Après deux mois de pause estivale, la Banque du Canada pose un diagnostic plutôt pessimiste sur l’état de santé de l’économie, qui devrait se dégrader d’ici à la fin de l’année.

La banque centrale a laissé son taux directeur inchangé, à 1,75 %, hier. C’était largement attendu, même si d’autres banques centrales, dont la Réserve fédérale américaine, ont baissé leurs taux ou indiqué qu’elles étaient disposées à le faire à cause des tensions commerciales.

La Banque du Canada s’inquiète elle aussi de la détérioration de l’économie mondiale.

Le conflit commercial entre les États-Unis et la Chine s’est intensifié, souligne-t-elle. « Les échanges mondiaux se sont contractés et les investissements des entreprises ont faibli. Cela pèse plus lourdement sur le rythme de l’économie mondiale que la Banque l’avait prévu dans le rapport sur la politique monétaire de juillet. »

Au Canada, la croissance économique a été vigoureuse au deuxième trimestre, mais la banque centrale estime que cette poussée était temporaire. Elle s’attend à ce que le rythme ralentisse d’ici à la fin de l’année. Les investissements des entreprises sont anémiques et les dépenses de consommation sont faibles, note-t-elle.

Malgré cela, la Banque du Canada n’a pas donné beaucoup d’indices sur la direction que pourrait prendre son taux directeur.

Selon Benoit Durocher, économiste principal de Desjardins, la banque centrale a ouvert la porte à une baisse de taux, mais pas autant que certains observateurs s’y attendaient.

Ce qui m’apparaît clair, c’est que la Banque du Canada ne souhaite pas baisser ses taux, et elle ne le fera que si elle est obligée de le faire.

Benoit Durocher, économiste principal de Desjardins

Avec un taux directeur encore bas, à 1,75 %, les autorités monétaires n’ont pas beaucoup de marge de manœuvre, souligne de son côté Sébastien Lavoie, économiste en chef de la Banque Laurentienne. « La Banque du Canada pourrait peut-être baisser son taux dans les prochains mois, mais elle ne voit pas l’utilité d’annoncer un changement de cap si elle doit le baisser de seulement 25 points de base », estime-t-il.

Attendre et voir

La Banque du Canada a officiellement entrepris de relever ses taux, en juillet 2018, pour notamment mettre un frein à la course à l’endettement hypothécaire des Canadiens. Ce mouvement à la hausse des taux d’intérêt a été stoppé par la conjoncture incertaine, et la banque centrale hésite maintenant à revenir à des taux plus bas.

Des taux hypothécaires plus bas pourraient accroître les niveaux d’endettement déjà élevés des ménages, s’est inquiétée hier la banque centrale. Ce passage du communiqué des autorités monétaires est important, estime Sébastien Lavoie.

Il faudra que le portrait se détériore encore avant qu’il y ait un consensus pour une baisse des taux.

Sébastien Lavoie, économiste en chef de la Banque Laurentienne

La Banque du Canada révise actuellement ses hypothèses pour 2020, au Canada et dans le monde. Le résultat de cette révision sera connu dans le Rapport sur la politique monétaire du 30 octobre.

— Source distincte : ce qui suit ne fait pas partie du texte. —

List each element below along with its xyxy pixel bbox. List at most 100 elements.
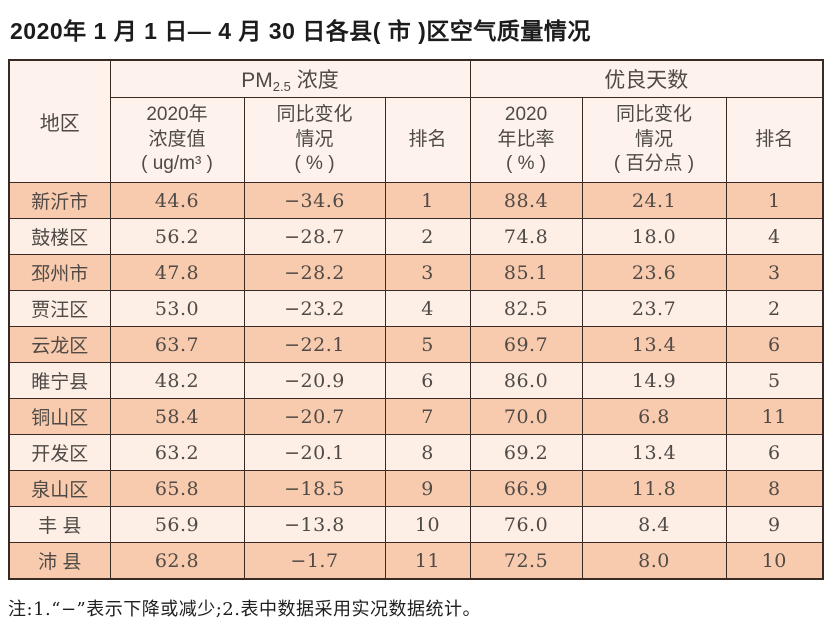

« On peut s’attendre à une révision à la baisse des provisions de croissance, prévoient les économistes de la Banque Nationale Krishen Rangasamy et Paul-André Pinsonneault. Si, comme nous le prévoyons, la situation évolue positivement sur le front commercial, la Banque du Canada n’aura pas besoin de modifier sa politique. »

Réunis hier à Toronto, les dirigeants des plus grandes banques canadiennes ont unanimement prédit un ralentissement de la croissance économique, en raison des tensions commerciales croissantes.

Baisse des exportations

Le Canada a exporté moins de marchandises en juillet, et il en a importé davantage. Résultat, le déficit commercial du pays avec le reste du monde s’est établi à 1,1 milliard, comparativement à 55 millions le mois précédent.

La baisse des exportations est surtout le fait du recul des ventes de pétrole et de blé, a rapporté Statistique Canada hier.

Les exportations vers les États-Unis ont baissé de 1,1 % et les importations américaines ont augmenté de 1,6 %. Le surplus commercial du Canada avec les États-Unis a donc fondu, passant de 5,5 milliards en juin à 4,6 milliards en juillet.